Мандельштам, Блок и границы мифопоэтического символизма (Голдберг) - страница 119

Но меры нет страданью человека,
Ослепшего в ночи!
<…>
Ты ведаешь, что некий свет струится,
Объемля всё до дна,
Что ищет нас, что в свисте ветра длится
Иная тишина…
Но страннику, кто снежной ночью полон,
Кто загляделся в тьму,
Приснится, что не в вечный свет вошел он,
А луч сошел к нему[543].

Многословное, раздутое до шестидесяти четырех строк опровержение Гиппиуса на вдохновенный ответ Блока было слабым и дидактичным[544]. Мандельштам отвечает Блоку гораздо сильнее. Спасение нужно искать не снаружи («Из страны блаженной, незнакомой, дальней») — и из числа наших не заметишь его ты.

Дополнительное свидетельство, указывающее на то, что здесь подразумевается Блок, можно найти в «Гуманизме и современности» (1922) Мандельштама: «Грядущее холодно и страшно для тех, кто этого не понимает, но внутреннее тепло грядущего <…> так же ясно для современного гуманиста, как жар накаленной печки сегодняшнего дня» (II, 354. Курсив мой).
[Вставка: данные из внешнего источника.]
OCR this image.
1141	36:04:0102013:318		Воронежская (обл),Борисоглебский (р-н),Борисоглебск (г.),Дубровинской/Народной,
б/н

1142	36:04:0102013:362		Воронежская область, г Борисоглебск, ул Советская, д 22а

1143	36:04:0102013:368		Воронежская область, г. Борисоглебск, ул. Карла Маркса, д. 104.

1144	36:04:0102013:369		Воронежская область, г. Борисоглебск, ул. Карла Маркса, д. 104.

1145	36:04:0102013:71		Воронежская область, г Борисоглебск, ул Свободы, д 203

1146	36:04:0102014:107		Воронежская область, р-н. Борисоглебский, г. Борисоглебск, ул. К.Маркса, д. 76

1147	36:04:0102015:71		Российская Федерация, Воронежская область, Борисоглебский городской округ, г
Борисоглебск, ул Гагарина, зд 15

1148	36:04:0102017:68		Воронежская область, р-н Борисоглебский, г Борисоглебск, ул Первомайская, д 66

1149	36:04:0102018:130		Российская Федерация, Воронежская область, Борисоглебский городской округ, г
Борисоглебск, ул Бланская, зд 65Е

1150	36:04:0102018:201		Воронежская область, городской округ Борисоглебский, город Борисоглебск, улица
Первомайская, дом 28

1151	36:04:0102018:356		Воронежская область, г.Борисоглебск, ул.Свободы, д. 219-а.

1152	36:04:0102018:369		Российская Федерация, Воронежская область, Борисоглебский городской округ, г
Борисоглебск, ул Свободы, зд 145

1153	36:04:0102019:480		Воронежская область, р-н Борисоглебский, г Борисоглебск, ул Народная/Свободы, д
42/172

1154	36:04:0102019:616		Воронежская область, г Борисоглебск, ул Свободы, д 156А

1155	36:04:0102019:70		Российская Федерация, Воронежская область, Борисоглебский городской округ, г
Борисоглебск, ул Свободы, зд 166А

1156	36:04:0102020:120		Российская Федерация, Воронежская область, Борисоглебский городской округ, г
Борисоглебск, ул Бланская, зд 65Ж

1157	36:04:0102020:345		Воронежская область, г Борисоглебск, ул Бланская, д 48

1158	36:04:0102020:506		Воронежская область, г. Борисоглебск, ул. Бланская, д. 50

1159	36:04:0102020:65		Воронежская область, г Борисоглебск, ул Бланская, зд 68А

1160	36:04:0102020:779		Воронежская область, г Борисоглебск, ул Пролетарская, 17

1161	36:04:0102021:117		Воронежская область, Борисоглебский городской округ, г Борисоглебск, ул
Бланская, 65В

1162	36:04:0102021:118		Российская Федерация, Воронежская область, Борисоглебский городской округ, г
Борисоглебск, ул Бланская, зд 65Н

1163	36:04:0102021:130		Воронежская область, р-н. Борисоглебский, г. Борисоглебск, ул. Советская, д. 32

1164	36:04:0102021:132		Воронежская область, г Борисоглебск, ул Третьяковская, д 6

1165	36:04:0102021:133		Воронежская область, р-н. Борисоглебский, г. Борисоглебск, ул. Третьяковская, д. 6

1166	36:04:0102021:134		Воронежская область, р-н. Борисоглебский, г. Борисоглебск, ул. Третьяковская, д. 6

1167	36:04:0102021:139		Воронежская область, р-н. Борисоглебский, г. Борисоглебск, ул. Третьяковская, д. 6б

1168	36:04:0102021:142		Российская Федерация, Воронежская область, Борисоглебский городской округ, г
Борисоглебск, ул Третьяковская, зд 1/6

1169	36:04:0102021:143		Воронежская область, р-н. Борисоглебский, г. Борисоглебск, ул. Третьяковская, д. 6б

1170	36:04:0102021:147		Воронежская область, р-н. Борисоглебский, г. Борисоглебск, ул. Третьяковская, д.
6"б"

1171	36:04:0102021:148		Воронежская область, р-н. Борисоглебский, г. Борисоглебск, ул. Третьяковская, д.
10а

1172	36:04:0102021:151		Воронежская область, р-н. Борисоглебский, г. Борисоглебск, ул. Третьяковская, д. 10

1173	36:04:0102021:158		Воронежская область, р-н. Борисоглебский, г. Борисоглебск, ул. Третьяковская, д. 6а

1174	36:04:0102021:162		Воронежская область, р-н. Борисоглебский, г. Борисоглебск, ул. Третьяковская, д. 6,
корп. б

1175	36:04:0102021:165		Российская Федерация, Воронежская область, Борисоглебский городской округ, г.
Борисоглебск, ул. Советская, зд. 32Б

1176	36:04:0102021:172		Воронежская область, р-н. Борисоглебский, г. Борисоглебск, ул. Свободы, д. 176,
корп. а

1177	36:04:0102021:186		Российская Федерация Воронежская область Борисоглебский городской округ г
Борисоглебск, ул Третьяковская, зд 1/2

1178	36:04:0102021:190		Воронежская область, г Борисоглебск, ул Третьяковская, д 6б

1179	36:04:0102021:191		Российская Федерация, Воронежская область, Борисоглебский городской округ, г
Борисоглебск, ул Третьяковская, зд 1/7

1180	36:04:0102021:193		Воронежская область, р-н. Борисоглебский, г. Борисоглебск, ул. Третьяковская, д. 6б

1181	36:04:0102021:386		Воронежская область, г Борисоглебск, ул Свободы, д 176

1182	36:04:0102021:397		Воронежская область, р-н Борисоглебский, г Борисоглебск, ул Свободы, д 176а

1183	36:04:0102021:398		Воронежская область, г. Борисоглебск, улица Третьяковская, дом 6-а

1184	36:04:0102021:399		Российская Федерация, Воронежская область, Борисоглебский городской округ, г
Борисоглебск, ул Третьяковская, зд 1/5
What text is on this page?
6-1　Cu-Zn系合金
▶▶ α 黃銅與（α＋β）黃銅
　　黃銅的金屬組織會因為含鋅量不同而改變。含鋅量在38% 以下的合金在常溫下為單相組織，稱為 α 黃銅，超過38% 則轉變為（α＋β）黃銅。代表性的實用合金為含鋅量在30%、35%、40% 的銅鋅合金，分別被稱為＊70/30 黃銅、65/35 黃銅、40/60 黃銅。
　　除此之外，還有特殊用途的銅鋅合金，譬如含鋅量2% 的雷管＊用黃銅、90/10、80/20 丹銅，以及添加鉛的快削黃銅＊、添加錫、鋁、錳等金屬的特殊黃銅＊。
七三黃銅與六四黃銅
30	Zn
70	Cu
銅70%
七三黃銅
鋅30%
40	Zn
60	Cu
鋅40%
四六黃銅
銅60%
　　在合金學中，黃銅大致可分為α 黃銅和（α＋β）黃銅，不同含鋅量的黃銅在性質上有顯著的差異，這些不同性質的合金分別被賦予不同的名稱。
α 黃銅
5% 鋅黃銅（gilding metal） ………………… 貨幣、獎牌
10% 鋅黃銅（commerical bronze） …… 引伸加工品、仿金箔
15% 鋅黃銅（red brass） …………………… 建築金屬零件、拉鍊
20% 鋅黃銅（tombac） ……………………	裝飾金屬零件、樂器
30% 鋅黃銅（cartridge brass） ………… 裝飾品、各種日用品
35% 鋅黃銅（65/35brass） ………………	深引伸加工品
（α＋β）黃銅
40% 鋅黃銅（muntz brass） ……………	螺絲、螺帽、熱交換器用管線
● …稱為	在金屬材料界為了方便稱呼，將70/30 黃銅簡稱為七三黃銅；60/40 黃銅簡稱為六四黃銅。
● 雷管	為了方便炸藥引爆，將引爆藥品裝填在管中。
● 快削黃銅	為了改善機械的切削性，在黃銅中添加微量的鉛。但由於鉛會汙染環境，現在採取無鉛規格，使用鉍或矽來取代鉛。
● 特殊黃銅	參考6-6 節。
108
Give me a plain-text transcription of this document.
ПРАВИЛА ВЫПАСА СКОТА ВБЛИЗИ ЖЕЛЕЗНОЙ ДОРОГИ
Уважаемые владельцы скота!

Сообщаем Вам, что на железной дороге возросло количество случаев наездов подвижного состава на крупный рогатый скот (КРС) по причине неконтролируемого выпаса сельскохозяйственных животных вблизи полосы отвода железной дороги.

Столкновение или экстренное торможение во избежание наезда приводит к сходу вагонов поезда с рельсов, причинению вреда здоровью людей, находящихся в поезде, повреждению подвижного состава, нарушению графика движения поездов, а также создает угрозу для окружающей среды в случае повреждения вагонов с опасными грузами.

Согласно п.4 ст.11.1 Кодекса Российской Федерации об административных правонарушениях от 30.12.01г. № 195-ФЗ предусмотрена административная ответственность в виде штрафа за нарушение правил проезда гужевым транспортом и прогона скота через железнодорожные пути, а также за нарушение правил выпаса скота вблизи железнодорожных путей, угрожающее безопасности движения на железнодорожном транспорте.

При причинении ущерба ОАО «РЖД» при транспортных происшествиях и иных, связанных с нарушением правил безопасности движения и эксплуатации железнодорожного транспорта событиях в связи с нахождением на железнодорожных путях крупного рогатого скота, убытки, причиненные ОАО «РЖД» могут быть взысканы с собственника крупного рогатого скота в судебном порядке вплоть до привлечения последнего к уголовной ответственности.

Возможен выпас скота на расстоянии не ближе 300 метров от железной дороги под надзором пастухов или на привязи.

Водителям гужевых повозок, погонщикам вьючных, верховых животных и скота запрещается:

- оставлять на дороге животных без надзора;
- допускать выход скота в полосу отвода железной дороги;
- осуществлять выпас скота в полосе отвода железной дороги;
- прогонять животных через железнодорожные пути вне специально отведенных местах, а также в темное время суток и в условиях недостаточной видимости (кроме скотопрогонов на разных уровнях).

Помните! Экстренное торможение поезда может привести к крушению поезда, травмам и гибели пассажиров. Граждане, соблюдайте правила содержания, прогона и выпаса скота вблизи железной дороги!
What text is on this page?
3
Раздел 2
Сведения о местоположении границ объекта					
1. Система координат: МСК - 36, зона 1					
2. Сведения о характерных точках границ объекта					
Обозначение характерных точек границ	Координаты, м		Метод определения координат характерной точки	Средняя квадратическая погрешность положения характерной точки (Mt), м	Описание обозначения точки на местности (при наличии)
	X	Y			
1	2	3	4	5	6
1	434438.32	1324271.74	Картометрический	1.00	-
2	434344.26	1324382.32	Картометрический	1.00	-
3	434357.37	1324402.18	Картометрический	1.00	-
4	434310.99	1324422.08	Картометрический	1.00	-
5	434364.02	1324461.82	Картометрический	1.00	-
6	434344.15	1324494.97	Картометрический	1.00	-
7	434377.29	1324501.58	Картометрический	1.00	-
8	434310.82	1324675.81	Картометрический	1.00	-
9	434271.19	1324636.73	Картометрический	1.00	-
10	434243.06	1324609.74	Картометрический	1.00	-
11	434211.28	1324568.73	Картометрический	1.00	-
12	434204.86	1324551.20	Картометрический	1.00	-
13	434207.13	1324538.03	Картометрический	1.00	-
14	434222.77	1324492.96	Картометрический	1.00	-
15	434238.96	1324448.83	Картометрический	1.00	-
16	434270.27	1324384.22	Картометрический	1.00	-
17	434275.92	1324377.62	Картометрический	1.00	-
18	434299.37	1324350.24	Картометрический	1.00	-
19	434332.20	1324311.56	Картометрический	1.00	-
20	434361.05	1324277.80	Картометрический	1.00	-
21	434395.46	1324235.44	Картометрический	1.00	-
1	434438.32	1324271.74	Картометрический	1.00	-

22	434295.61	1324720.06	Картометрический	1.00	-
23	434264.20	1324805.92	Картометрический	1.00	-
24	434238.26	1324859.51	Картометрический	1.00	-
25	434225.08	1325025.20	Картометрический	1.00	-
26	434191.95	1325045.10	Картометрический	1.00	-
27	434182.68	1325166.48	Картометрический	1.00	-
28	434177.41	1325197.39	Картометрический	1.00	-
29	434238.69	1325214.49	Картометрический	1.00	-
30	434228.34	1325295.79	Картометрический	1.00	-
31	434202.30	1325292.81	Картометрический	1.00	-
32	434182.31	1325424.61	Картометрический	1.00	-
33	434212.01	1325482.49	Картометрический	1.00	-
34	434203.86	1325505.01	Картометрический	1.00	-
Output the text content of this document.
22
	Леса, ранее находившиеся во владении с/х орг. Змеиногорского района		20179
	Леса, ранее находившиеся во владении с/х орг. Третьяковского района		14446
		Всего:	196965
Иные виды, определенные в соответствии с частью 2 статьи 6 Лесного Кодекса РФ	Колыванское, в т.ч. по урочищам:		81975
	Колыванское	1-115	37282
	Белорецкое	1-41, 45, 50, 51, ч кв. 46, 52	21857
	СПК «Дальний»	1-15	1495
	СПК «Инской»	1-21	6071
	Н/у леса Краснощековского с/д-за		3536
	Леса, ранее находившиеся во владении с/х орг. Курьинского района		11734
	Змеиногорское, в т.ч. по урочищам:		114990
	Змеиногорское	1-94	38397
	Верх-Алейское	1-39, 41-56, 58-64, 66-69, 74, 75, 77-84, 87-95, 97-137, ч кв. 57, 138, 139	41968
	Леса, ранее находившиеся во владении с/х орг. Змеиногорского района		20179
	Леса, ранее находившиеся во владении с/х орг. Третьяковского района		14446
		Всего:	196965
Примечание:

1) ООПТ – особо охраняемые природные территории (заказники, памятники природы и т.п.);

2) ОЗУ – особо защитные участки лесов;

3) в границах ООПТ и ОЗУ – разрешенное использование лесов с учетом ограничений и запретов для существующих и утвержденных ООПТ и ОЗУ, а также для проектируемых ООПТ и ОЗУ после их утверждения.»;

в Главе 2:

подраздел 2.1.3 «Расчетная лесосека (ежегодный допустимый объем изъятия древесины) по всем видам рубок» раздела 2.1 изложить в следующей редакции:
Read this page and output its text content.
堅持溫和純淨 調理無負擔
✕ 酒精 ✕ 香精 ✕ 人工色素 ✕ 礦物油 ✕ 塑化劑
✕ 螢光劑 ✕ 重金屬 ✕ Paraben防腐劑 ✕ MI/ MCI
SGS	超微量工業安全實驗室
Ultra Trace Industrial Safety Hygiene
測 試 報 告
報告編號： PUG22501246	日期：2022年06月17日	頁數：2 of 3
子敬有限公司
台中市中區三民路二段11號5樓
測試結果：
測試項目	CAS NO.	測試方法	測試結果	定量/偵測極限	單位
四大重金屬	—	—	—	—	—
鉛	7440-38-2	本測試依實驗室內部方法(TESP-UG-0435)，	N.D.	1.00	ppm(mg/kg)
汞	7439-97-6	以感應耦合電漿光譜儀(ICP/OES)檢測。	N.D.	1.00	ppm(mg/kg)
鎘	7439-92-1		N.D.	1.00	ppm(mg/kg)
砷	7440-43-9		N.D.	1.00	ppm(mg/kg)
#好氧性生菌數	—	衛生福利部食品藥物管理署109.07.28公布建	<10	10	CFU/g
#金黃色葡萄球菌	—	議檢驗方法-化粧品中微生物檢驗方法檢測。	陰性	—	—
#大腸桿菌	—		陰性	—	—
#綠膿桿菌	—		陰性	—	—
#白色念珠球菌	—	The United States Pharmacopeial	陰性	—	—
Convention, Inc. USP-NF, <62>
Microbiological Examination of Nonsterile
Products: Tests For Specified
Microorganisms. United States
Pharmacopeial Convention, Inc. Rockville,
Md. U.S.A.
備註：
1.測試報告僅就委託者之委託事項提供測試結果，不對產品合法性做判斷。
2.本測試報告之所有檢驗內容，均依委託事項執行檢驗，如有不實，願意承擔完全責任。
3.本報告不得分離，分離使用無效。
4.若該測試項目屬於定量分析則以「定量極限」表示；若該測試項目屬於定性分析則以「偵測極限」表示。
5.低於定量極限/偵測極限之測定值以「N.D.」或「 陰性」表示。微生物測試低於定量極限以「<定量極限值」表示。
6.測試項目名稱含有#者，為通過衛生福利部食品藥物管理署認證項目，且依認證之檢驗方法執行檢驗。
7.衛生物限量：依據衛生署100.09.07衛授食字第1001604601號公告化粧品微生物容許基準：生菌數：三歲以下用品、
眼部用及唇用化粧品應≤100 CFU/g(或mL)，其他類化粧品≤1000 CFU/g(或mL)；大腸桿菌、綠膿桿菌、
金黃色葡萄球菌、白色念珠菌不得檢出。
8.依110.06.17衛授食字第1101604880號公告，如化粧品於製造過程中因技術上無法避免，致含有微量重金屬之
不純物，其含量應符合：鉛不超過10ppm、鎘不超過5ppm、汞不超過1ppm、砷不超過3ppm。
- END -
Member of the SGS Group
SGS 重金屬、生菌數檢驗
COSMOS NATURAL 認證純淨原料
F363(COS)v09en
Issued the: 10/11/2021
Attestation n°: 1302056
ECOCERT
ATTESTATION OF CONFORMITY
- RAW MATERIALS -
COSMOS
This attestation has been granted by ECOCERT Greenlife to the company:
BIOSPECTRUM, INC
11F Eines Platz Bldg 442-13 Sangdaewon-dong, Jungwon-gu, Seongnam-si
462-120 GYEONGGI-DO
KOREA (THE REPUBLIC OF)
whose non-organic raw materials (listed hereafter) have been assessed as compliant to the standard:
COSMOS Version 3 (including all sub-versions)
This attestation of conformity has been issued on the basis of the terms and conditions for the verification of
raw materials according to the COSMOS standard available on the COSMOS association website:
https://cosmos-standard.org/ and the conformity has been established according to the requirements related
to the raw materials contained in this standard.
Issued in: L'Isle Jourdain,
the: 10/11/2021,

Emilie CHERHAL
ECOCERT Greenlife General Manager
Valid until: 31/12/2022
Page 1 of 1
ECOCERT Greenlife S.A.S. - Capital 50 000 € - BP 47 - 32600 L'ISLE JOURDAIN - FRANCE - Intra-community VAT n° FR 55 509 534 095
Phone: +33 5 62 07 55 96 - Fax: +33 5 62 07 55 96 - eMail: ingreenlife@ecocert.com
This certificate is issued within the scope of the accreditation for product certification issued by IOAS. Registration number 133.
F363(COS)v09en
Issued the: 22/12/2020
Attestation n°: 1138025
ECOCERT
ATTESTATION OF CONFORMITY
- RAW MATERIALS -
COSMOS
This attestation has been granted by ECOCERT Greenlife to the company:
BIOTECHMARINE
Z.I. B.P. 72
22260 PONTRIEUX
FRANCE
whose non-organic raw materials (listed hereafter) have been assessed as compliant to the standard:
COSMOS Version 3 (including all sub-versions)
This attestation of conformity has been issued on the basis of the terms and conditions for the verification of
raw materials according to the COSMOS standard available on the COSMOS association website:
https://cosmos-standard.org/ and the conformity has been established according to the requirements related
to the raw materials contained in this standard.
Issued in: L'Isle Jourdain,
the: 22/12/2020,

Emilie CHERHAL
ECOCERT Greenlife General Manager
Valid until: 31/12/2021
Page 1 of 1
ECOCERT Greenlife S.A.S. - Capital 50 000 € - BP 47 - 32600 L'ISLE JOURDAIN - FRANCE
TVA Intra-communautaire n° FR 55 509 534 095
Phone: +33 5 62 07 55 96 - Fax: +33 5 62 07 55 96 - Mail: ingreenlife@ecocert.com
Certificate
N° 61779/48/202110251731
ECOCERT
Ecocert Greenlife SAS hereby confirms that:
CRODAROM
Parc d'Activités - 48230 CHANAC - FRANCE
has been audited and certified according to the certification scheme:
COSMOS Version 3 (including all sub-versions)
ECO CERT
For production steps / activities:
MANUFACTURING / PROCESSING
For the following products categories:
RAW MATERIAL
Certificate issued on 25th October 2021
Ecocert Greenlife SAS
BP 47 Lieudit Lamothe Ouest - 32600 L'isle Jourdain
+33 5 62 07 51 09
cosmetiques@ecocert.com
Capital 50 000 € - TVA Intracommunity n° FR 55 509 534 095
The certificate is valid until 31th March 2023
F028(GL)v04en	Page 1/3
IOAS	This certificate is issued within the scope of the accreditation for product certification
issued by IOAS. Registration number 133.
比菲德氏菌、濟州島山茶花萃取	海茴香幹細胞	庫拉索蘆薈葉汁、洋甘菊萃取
Через аллюзию к блоковскому «Голосу из хора» («О, если б знали, дети, вы, / Холод и мрак грядущих дней!») Мандельштам дает понять, что Блок — один из тех, «кто этого не понимает», кто слеп к внутреннему теплу грядущего, которое так очевидно поэту[545]. Сходство «…солнца не заметишь ты» из «В Петербурге мы сойдемся снова…» с вышеприведенным отрывком очевидно.

Правда, нельзя не почувствовать толику несправедливости в том, что из всех именно Блоку сделано замечание, — если это то, что происходит в стихотворении «В Петербурге мы сойдемся снова…». Но это не должно нас смутить: Анна Ахматова писала, что Мандельштам говорил о поэзии «ослепительно, пристрастно и иногда бывал чудовищно несправедлив, например, к Блоку»[546]. Более того, нельзя забывать, что если это стихотворение действительно повторяет контуры стихотворения «Кривцову», то Блоку отводится роль не черни, не профанов, презренных и наотрез отвергнутых, а «милого друга», этос которого, однако, остается чуждым непосредственному кругу поэта.

Так почему же обвинение «А ночного солнца не заметишь ты» кажется столь несправедливым? Прежде всего, трудно вынести за скобки то, что нам известно (задним числом) о грядущей смерти Блока и его вот-вот произнесенной речи о Пушкине. Этой речью старший поэт навечно впишет себя в пушкинскую культурную традицию, которая и является культурной традицией в России и внутренним двигателем стихотворения «В Петербурге мы сойдемся снова…» и центром проекта, в котором оно участвует. Во-вторых, есть естественное желание при оценке любого подобного обвинения бросить самый широкий, насколько возможно, взгляд на творчество Блока (хотя, конечно, ничто не заставляет Мандельштама реагировать на всего Блока вместо отдельных стихотворений). Стихи Блока, особенно стихи третьей книги, характеризуются тонким, семантически богатым сквозным контрапунктом, который становится одним из основополагающих организационных принципов его книги и составивших ее циклов.